How Do You Start an FMO?

newbie2001

Super Genius
241
Hey all,

Just a general question, not looking to start one at all haha. You see a lot FMO's out there these days small and large.

They employ staff, hold multiple state agency licenses, etc.

Is it just the natural progression as an agency grows or are some organizations starting specifically as "marketing" companies to contract agents, give a little support, and collect an override?

Curious about everyone's 2 cents.
 
Hey all,

Just a general question, not looking to start one at all haha. You see a lot FMO's out there these days small and large.

They employ staff, hold multiple state agency licenses, etc.

Is it just the natural progression as an agency grows or are some organizations starting specifically as "marketing" companies to contract agents, give a little support, and collect an override?

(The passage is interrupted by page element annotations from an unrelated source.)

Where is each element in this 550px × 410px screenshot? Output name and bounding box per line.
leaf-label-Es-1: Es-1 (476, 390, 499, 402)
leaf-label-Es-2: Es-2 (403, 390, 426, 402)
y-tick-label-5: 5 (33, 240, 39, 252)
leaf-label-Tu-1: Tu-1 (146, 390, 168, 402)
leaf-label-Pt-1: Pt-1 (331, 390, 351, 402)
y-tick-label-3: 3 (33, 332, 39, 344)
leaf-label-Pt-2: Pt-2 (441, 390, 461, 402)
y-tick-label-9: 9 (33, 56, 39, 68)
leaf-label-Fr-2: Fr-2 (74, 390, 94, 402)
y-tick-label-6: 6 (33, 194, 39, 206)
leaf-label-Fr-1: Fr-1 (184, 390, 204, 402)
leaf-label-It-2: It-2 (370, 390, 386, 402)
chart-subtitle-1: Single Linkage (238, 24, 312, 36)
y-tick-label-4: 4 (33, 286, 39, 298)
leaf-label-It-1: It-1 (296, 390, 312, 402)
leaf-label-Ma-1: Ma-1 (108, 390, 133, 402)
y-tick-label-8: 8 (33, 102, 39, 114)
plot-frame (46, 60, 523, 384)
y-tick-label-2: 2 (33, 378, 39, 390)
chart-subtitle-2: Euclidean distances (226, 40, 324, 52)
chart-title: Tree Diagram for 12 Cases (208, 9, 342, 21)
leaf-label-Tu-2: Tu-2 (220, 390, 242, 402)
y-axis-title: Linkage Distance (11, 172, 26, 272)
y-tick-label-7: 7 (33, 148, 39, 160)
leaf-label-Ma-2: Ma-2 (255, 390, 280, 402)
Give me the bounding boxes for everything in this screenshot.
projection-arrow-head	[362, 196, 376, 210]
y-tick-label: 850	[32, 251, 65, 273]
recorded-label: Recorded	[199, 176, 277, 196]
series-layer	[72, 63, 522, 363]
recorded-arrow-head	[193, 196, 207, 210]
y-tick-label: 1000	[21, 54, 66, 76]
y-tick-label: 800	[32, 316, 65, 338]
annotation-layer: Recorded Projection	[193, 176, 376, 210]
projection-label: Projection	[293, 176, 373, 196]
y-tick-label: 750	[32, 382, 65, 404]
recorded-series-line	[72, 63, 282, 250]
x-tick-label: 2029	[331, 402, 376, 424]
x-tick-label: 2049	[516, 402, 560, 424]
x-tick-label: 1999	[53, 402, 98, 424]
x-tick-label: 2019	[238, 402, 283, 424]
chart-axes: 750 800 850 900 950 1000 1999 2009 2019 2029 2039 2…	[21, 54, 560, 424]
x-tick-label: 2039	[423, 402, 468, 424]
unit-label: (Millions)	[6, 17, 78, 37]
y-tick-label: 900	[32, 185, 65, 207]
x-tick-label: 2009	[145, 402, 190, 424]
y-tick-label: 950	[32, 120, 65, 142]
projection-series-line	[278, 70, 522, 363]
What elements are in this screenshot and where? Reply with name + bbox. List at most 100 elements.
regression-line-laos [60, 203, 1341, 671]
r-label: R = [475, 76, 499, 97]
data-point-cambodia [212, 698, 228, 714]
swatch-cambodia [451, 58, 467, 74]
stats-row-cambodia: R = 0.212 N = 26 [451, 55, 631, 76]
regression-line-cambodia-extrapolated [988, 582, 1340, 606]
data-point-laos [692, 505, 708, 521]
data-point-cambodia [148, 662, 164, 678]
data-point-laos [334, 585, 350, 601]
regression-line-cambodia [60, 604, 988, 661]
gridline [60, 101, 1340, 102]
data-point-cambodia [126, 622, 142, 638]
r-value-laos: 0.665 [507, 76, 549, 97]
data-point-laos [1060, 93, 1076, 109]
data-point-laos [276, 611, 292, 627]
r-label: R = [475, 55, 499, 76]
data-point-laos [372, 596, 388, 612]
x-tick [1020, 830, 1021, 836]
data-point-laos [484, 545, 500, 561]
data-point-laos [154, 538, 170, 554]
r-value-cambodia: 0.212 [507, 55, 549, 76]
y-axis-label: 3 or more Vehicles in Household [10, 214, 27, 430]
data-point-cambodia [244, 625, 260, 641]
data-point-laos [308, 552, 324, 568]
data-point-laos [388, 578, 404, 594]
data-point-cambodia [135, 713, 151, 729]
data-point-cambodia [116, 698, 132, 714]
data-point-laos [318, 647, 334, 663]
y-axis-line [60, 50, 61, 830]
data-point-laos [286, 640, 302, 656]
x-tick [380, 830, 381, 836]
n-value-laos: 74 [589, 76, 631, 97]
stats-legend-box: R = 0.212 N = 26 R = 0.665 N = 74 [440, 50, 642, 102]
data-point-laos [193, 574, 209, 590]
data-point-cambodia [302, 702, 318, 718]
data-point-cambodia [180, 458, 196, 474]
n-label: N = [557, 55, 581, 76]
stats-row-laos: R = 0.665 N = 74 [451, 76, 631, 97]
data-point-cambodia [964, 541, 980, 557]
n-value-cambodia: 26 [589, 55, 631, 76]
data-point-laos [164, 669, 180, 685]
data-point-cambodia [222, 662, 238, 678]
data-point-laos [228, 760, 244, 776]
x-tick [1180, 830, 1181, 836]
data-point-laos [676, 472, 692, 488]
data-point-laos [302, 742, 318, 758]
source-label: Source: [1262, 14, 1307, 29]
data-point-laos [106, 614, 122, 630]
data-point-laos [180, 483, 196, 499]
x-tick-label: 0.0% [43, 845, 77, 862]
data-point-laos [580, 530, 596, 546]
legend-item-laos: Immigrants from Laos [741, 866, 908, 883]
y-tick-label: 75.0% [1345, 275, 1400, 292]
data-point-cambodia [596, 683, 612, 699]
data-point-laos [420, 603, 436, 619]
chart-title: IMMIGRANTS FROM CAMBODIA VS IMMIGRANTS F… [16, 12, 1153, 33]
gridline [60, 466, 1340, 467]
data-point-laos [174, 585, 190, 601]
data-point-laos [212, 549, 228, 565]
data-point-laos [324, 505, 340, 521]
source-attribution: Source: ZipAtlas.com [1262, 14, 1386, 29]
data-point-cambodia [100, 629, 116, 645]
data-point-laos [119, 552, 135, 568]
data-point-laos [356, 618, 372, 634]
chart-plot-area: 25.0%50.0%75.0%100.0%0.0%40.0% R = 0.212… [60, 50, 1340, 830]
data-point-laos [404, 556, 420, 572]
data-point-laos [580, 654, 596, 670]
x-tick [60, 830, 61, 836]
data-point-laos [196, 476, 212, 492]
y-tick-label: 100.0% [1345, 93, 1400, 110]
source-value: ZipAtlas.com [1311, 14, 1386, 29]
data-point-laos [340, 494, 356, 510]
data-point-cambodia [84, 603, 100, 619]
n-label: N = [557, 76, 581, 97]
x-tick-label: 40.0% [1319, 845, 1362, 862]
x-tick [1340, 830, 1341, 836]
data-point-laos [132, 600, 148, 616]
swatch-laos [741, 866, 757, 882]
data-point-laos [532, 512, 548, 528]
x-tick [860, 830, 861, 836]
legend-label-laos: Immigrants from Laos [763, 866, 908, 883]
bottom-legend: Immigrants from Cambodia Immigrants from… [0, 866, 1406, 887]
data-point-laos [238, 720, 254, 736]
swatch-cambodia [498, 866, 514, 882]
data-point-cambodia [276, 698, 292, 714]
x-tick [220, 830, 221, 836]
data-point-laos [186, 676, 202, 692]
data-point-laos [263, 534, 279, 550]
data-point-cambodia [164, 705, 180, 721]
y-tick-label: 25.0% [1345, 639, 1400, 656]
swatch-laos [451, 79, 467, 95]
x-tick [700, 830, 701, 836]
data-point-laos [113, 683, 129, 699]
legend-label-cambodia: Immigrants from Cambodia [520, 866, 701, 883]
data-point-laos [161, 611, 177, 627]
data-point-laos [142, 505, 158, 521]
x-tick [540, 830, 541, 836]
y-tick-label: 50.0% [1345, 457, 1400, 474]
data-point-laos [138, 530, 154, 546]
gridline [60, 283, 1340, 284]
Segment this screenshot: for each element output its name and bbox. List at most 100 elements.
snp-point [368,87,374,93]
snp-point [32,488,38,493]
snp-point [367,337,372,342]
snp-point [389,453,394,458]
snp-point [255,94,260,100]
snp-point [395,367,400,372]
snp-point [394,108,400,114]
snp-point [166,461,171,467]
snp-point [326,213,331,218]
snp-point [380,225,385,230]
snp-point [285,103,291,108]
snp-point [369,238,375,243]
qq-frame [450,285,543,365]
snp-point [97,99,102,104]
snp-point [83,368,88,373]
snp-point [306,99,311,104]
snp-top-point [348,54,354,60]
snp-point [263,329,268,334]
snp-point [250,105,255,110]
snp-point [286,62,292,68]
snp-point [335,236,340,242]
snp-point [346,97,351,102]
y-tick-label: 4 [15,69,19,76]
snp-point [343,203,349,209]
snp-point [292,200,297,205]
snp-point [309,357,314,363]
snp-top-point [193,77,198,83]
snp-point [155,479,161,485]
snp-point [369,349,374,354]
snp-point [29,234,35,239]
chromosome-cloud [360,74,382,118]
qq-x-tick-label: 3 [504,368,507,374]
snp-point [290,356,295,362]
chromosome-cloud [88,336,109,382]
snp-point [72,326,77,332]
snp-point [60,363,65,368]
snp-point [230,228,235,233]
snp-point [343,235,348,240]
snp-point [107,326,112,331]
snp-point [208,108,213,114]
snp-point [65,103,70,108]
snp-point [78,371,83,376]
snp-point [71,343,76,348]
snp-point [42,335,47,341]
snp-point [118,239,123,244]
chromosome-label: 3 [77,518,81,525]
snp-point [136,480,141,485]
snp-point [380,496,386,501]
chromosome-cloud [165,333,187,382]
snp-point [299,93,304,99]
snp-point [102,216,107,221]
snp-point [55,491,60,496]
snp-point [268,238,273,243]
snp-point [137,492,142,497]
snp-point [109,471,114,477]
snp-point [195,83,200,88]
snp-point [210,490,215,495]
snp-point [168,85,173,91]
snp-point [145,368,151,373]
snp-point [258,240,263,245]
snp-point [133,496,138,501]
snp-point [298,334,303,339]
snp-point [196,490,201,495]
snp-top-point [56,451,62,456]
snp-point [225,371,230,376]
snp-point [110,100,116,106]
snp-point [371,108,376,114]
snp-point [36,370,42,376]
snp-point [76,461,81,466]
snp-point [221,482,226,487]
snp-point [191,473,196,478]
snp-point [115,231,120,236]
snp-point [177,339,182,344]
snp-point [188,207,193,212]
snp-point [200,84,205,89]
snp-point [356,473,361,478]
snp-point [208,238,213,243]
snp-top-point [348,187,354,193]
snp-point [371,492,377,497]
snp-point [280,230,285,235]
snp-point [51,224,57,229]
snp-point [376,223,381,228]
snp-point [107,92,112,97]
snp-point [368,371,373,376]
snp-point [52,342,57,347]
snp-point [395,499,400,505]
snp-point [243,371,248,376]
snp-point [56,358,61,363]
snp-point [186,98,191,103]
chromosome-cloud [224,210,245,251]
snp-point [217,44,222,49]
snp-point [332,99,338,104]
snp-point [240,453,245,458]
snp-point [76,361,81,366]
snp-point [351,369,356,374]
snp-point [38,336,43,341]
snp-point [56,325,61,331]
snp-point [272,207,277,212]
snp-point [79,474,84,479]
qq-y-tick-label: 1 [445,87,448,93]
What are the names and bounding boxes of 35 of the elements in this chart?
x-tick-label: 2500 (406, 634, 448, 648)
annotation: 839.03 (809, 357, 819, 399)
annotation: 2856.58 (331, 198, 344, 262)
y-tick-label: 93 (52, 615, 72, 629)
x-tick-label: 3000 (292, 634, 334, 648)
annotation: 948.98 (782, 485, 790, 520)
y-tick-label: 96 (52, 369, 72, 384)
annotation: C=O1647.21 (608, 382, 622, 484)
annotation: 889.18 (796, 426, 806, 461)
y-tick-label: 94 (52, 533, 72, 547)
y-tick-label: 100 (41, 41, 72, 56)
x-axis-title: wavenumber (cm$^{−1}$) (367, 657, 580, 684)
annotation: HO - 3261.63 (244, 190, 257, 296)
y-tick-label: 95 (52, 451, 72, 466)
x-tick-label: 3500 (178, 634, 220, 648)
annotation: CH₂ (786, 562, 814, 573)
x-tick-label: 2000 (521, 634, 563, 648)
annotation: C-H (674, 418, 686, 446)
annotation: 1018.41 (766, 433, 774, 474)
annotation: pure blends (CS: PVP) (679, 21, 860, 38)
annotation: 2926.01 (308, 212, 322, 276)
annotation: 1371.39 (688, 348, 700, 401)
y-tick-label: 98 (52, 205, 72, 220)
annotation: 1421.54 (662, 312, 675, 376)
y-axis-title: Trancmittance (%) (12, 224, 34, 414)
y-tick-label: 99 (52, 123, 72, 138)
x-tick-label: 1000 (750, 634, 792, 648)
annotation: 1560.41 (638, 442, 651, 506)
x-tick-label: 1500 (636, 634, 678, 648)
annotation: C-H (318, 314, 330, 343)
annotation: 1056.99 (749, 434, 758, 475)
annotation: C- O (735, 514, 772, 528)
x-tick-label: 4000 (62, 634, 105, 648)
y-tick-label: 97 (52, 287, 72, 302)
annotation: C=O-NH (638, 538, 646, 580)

Curious about everyone's 2 cents.
Depends on what kind of FMO. The ones that appoint agents LOA and take some of their commissions of the top are pretty easy to start as long as you have an appointment with a carrier.

If it's an FMO that is going to let their agents contract direct with carriers and keep full commission, you need a lot of existing volume. Enough volume to be getting overrides on your business to pay for staff, tech, marketing, etc.
 
Honestly I believe most agency's especially in the Medicare space better going under a large fmo and split the overrides . Large Fmo's in that space need many employees like compliance , marketing , contracting , commission accounting etc . Some of these larger Fmo's employ 50-100 people . Few few agency's even in fe direct to carrier . Better off pooling vol and going under someone with much less production requirements and higher commissions
 
Honestly I believe most agency's especially in the Medicare space better going under a large fmo and split the overrides . Large Fmo's in that space need many employees like compliance , marketing , contracting , commission accounting etc . Some of these larger Fmo's employ 50-100 people . Few few agency's even in fe direct to carrier . Better off pooling vol and going under someone with much less production requirements and higher commissions
That's what im getting at.

It must cost a bundle to get an FMO started. Then to continue to pay all of your employee's salaries...
 
That's what im getting at.

It must cost a bundle to get an FMO started. Then to continue to pay all of your employee's salaries...
Yes you're better off going under somebody and leveraging their employees . Or if in Medicare the real moneys in Loa's . Base salary $500 a week and $100 an app . You provide all leads and keep the renewals . So in addition to your regular override ( difference between the $313 and the $100 you give them )your getting $125-$150 override per app . But your also keeping the $26.08 a month renewal and possibly get $5 a month renewal override . Much of your marketing is covered with carrier and fmo marketing money . But you'll need office space, and an assistant to help you. You also must fig out a way to keep leads flowing daily to keep people busy . There's huge money in the Medicare loa model but it's a shit ton of work . You also need a commission tracking crm like agency block and a booking keeping outfit to pay the agents .
 
That's what im getting at.

It must cost a bundle to get an FMO started. Then to continue to pay all of your employee's salaries...
For the FMO's that shave commission and keep overrides and barely offer anything to their agents, some can make a ton of money. Doing it the right way costs money
 
Yes you're better off going under somebody and leveraging their employees . Or if in Medicare the real moneys in Loa's . Base salary $500 a week and $100 an app . You provide all leads and keep the renewals . So in addition to your regular override ( difference between the $313 and the $100 you give them )your getting $125-$150 override per app . But your also keeping the $26.08 a month renewal and possibly get $5 a month renewal override . Much of your marketing is covered with carrier and fmo marketing money . But you'll need office space, and an assistant to help you. You also must fig out a way to keep leads flowing daily to keep people busy . There's huge money in the Medicare loa model but it's a shit ton of work . You also need a commission tracking crm like agency block and a booking keeping outfit to pay the agents .
I think everyone on this forum pretty agrees that Medicare call centers can't keep business 🤣 it's a racket. All you'll get is DSNP's and most of those can't change anymore.
 
How do you start? You appoint a downline agent, typically by demonstrating that you will add value in some form. Maybe an agent just needs contracts and others want leads and training.

Downline could be LOA or independent.

Call yourself an FMO, and you're an FMO.

You may need contract levels above street, butt that's not always necessary. You may be able to contract an agent, who already has a downline, and then you grow quickly.